On the Surefire Local blog, we’ve talked a lot about how the customer journey has changed in light of how technology has opened new pathways to discovering nearby businesses. These changes are most noticeably seen in local search, where consumers want to find a specific type of business, for a specific reason, and one that services their specific location.
At Surefire Local, we like to say a business’s online presence is so much more than just a website, but a complete footprint of all online channels, information, and pathways a potential customer can take and interact with a business.

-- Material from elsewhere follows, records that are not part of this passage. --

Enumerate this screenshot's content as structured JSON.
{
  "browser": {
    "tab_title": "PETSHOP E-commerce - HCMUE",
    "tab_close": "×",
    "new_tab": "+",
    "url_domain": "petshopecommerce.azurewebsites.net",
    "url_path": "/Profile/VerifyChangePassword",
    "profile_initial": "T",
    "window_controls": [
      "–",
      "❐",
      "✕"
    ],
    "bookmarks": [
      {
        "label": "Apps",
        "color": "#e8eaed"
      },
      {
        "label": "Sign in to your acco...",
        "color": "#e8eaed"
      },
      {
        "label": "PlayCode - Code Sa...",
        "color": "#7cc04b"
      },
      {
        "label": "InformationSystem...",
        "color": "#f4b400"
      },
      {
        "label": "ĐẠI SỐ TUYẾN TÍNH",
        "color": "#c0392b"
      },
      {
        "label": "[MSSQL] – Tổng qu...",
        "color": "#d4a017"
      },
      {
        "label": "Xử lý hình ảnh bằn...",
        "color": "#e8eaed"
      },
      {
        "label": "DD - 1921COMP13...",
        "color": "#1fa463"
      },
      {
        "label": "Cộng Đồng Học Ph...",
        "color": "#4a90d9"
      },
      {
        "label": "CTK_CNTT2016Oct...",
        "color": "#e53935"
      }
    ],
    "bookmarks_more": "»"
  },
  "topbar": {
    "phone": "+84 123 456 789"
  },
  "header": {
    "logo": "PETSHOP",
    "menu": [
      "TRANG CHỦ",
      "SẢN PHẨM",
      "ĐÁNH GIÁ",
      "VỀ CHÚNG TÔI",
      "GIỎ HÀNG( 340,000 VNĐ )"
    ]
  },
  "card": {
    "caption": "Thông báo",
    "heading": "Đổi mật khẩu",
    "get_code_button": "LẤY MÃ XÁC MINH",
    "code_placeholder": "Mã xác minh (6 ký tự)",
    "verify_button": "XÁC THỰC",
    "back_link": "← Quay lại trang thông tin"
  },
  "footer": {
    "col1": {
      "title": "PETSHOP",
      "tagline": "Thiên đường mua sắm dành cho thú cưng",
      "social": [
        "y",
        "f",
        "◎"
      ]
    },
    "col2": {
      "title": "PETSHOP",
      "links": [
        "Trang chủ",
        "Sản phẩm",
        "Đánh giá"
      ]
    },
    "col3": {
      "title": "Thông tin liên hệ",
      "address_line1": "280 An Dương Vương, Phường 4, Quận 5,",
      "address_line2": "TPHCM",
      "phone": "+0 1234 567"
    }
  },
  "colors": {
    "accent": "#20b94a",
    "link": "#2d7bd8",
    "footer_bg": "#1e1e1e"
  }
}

Simply put, your website is like your home online, and it helps connect your entire online presence together — like your business name, address, contact information, content, online reviews, paid media, business listings, social media, and communications.
When it comes to optimizing your website for results, you’re faced with an intriguing question: Should you optimize your website to be Google-friendly or User-friendly? Because each will have very distinct focuses and challenges. As you think about this question within your own organization, I’d like to make a case for why there should be a happy medium between the two. It’s less so an either-or scenario, but an and scenario. Because at the end of the day, what good is a website that gets ranked at the top of Google that visitors hate to use and it generates no results (leads, revenue, brand awareness) and what good is a website that people love to browse and converts visitors to leads at a high rate if it’s buried on page 10 of Google and no one ever naturally finds it without a referral?
Let’s first break down the characteristics that Google and consumers look for in a website and then we’ll look at 5 pillars for optimizing your website to satisfy both Google and consumers while creating a powerful marketing asset for your small business.
What Does Google Look For in Your Website?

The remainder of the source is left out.